Olfaction—the chemical sense of smell with receptors in a mucous membrane (olfactory epithelium) on the roof of the nasal cavity. Molecules must reach the membrane and dissolve to be sensed. Olfactory receptors synapse immediately with neurons of the olfactory bulbs in the brain with no pathways to the thalamus.
Perceptual Processes
Attention—the set of processes by which you choose from among the various stimuli bombarding your senses at any instant, allowing some to be further processed by your senses and brain.
Selective attention—focused awareness of only a limited aspect of all you are capable of experiencing.
Bottom-up processing—information processing that begins with sensory receptors and works up to the brain’s integration of sensory information to construct perceptions; is data-driven.

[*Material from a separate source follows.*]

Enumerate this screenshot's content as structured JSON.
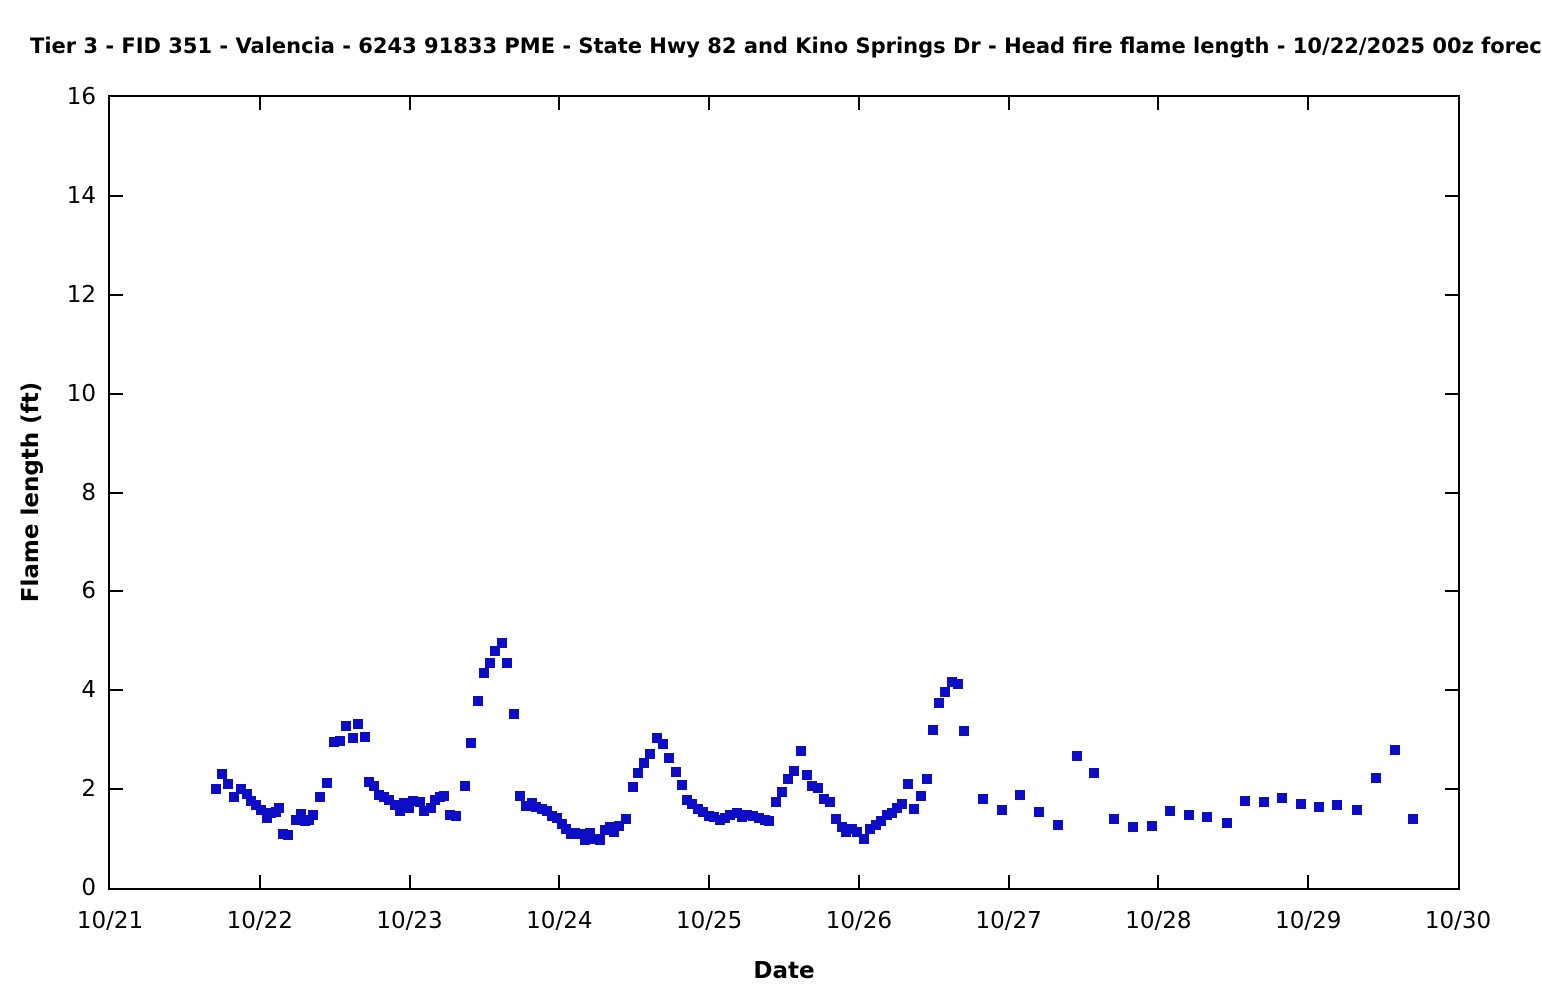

Top-down processing—information processing guided by your preexisting knowledge or expectations to construct perceptions; is concept-driven.
Perceptual constancy—perceiving an object as unchanging even when the immediate sensation of the object changes.
Visual capture—vision usually dominates when there is a conflict among senses. Gestalt psychologists recognized the importance of figure-ground in perception. They proposed organizing principles by which we perceive wholes rather than combinations of features including figure-ground, proximity, similarity, and continuity.
Depth perception—the ability to judge the distance of objects.
Monocular cues—clues about distance based on the image of one eye. Monocular cues include interposition or overlap, relative size, aerial perspective or relative clarity, texture gradient, relative height or elevation, linear perspective, relative brightness, motion parallax, and accommodation.
Binocular cues—clues about distance requiring two eyes. Binocular cues include the more important retinal disparity and less important convergence.
Optical or visual illusions—discrepancies between the appearance of a visual stimulus and its physical reality. Common examples of visual illusions include reversible figures, illusory contours, the Muller-Lyer illusion, Ponzo illusion, and moon illusion.
Schemas—concepts or frameworks that organize and interpret information.
ESP (extrasensory perception)—the controversial claim that perception can occur apart from sensory input.
Parapsychology—the study of paranormal events that investigates claims of ESP, including telepathy, clairvoyance, precognition, and telekinesis or psychokinesis.